Noninvasive prenatal detection of fetal trisomy and single gene disease by shotgun sequencing of placenta originated exosome DNA: a proof-of-concept validation

Background: During human pregnancy, Placental trophectoderm cells can release exosomes into maternal circulation. Trophoblast cells also give rise to cell-free DNA (cfDNA) and has been used for noninvasive prenatal screening for chromosomal aneuploidy. We intended to prove the existence of exosomal DNA (exoDNA) in the exosomes of maternal blood and compared exoDNA with plasma cfDNA in terms of genome distribution, fragment length, and the possibility of detecting genetic diseases. Methods: Maternal blood from 20 euploid pregnancies, 9 T21 pregnancies, 3 T18 pregnancies, 1 T13 pregnancy and 2 pregnancies with FGFR3 mutations were obtained. Exosomes enriched from maternal plasma were confirmed by transmission electronic microscopy (TEM), western blotting and flow cytometry. ExoDNA was extracted and its fetal origin was confirmed by realtime fluorescence quantitative PCR(Q-PCR). Besides, exoDNA content was uncovered by Q-PCR. To characterize exoDNA and compare with cfDNA, pair-end whole genome sequencing was performed.
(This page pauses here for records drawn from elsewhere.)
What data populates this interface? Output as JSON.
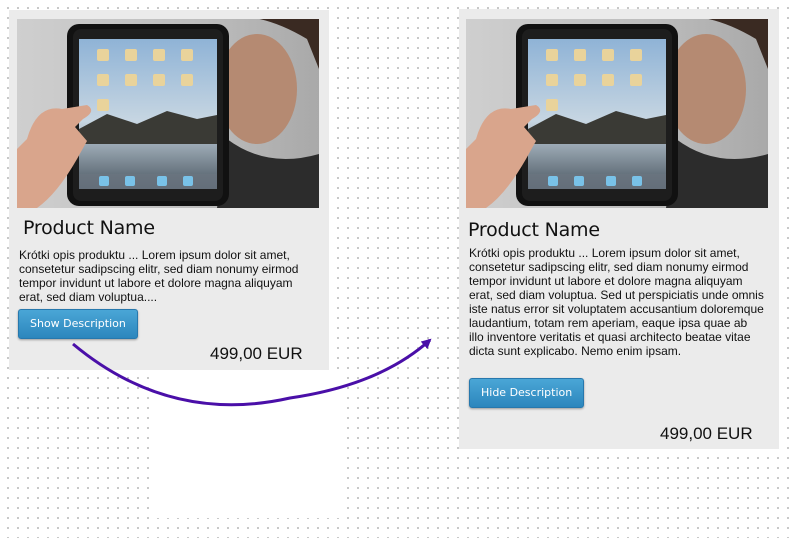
{
  "cards": [
    {
      "state": "collapsed",
      "product_name": "Product Name",
      "description": "Krótki opis produktu ... Lorem ipsum dolor sit amet, consetetur sadipscing elitr, sed diam nonumy eirmod tempor invidunt ut labore et dolore magna aliquyam erat, sed diam voluptua....",
      "button_label": "Show Description",
      "price": "499,00 EUR"
    },
    {
      "state": "expanded",
      "product_name": "Product Name",
      "description": "Krótki opis produktu ... Lorem ipsum dolor sit amet, consetetur sadipscing elitr, sed diam nonumy eirmod tempor invidunt ut labore et dolore magna aliquyam erat, sed diam voluptua. Sed ut perspiciatis unde omnis iste natus error sit voluptatem accusantium doloremque laudantium, totam rem aperiam, eaque ipsa quae ab illo inventore veritatis et quasi architecto beatae vitae dicta sunt explicabo. Nemo enim ipsam.",
      "button_label": "Hide Description",
      "price": "499,00 EUR"
    }
  ],
  "colors": {
    "card_bg": "#ebebeb",
    "button_bg": "#3796cb",
    "arrow": "#4a0fa8"
  },
  "icons": [
    "tablet-product-image",
    "transition-arrow-icon"
  ]
}
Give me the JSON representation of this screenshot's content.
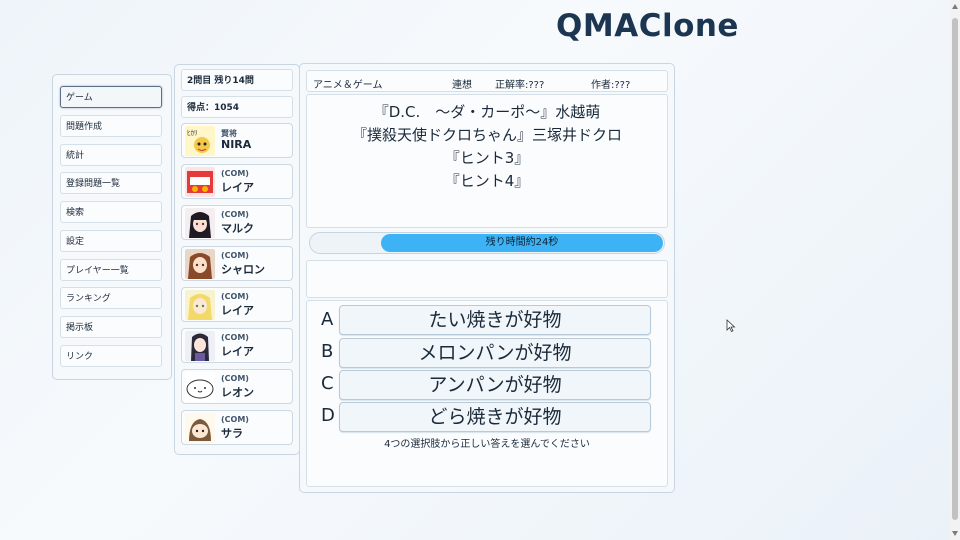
{
  "app": {
    "title": "QMAClone"
  },
  "menu": {
    "items": [
      {
        "label": "ゲーム",
        "active": true
      },
      {
        "label": "問題作成"
      },
      {
        "label": "統計"
      },
      {
        "label": "登録問題一覧"
      },
      {
        "label": "検索"
      },
      {
        "label": "設定"
      },
      {
        "label": "プレイヤー一覧"
      },
      {
        "label": "ランキング"
      },
      {
        "label": "掲示板"
      },
      {
        "label": "リンク"
      }
    ]
  },
  "status": {
    "round": "2問目 残り14問",
    "score": "得点：1054"
  },
  "players": [
    {
      "tag": "賢将",
      "name": "NIRA",
      "avatar_icon": "hikari-text-icon"
    },
    {
      "tag": "(COM)",
      "name": "レイア",
      "avatar_icon": "strawberry-icon"
    },
    {
      "tag": "(COM)",
      "name": "マルク",
      "avatar_icon": "anime-girl-icon"
    },
    {
      "tag": "(COM)",
      "name": "シャロン",
      "avatar_icon": "anime-girl-icon"
    },
    {
      "tag": "(COM)",
      "name": "レイア",
      "avatar_icon": "anime-girl-icon"
    },
    {
      "tag": "(COM)",
      "name": "レイア",
      "avatar_icon": "anime-girl-icon"
    },
    {
      "tag": "(COM)",
      "name": "レオン",
      "avatar_icon": "blob-face-icon"
    },
    {
      "tag": "(COM)",
      "name": "サラ",
      "avatar_icon": "chibi-girl-icon"
    }
  ],
  "question": {
    "genre": "アニメ＆ゲーム",
    "type": "連想",
    "accuracy": "正解率:???",
    "author": "作者:???",
    "lines": [
      "『D.C.　～ダ・カーポ～』水越萌",
      "『撲殺天使ドクロちゃん』三塚井ドクロ",
      "『ヒント3』",
      "『ヒント4』"
    ]
  },
  "timer": {
    "label": "残り時間約24秒",
    "remaining_fraction": 0.8
  },
  "choices": [
    {
      "letter": "A",
      "text": "たい焼きが好物"
    },
    {
      "letter": "B",
      "text": "メロンパンが好物"
    },
    {
      "letter": "C",
      "text": "アンパンが好物"
    },
    {
      "letter": "D",
      "text": "どら焼きが好物"
    }
  ],
  "instruction": "4つの選択肢から正しい答えを選んでください",
  "colors": {
    "accent": "#3db3f5",
    "title": "#1c3550"
  }
}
Lastly, the fetal risk of genetic diseases was analyzed using the exoDNA sequencing data. Results: ExoDNA span on all 23 pairs of chromosomes and mitochondria, sharing a similar distribution pattern and higher GC content comparing with cfDNA. ExoDNA showed shorter fragments yet lower fetal fraction than cfDNA. ExoDNA could be used to determine fetal gender correctly, and all trisomies as well as de novo FGFR3 mutations. Conclusions: We proved that fetal exoDNA could be identified in the exosomes extracted from maternal plasma. ExoDNA shared some similar features to cfDNA and could potentially be used to detect genetic diseases in fetus.